Religion majors are not exempt from state scholarship funds, according to a recent decision by the Kentucky Higher Education Assistance Authority.
The Kentucky group reversed its earlier decision to withdraw state funding from a Cumberland College junior majoring in religious studies, according to Associated Press.
The previous policy stated that Kentucky may not grant financial assistance to a student “enrolled in a program of study leading to a degree in theology, divinity, or religious education,” according to the KHEAA Web site.
In December, the American Center for Law and Justice filed suit on behalf of Michael Woods Nash, claiming that the KHEAA’s decisions to pull Nash’s funding amounted to “religious discrimination,” according to the ACLJ’s Web site.
Nash had already received $2,900 from his Kentucky Educational Excellence Scholarship, AP reported.
Joe McCormick, executive director of the KHEAA, told AP that “the basis upon which [Nash] was denied the funds did not hold up upon further examination.” The state agency informed Cumberland College that any students in the same course of study would be eligible for the scholarship funds as well.
McCormick told AP that the decision was not a policy change, but rather a “re-examination of the course of study” in which Nash was enrolled.
Cumberland College’s Web site describes the Department of Religion and Philosophy’s major as training for students interested in church-related ministry, with courses in biblical studies and languages, as well as philosophy.
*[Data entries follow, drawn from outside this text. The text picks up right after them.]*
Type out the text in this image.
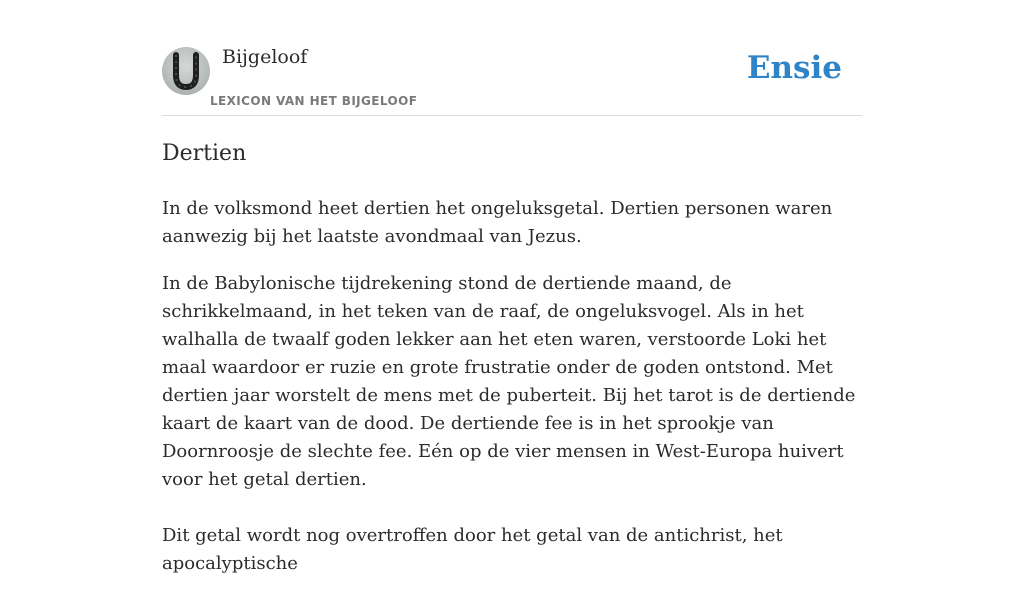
Bijgeloof
LEXICON VAN HET BIJGELOOF
Ensie
Dertien

In de volksmond heet dertien het ongeluksgetal. Dertien personen waren aanwezig bij het laatste avondmaal van Jezus.

In de Babylonische tijdrekening stond de dertiende maand, de schrikkelmaand, in het teken van de raaf, de ongeluksvogel. Als in het walhalla de twaalf goden lekker aan het eten waren, verstoorde Loki het maal waardoor er ruzie en grote frustratie onder de goden ontstond. Met dertien jaar worstelt de mens met de puberteit. Bij het tarot is de dertiende kaart de kaart van de dood. De dertiende fee is in het sprookje van Doornroosje de slechte fee. Eén op de vier mensen in West-Europa huivert voor het getal dertien.

Dit getal wordt nog overtroffen door het getal van de antichrist, het apocalyptische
“We’re extremely pleased that the state of Kentucky is taking corrective action and changing the policy to remove discriminatory barriers that prohibit students who want to focus on religious studies from being eligible to receive state scholarship funds,” Francis J. Manion, senior counsel for the ACLJ, said in a release.
The ACLJ has since dropped its suit.
Jodi Mathews is BCE’s communications director.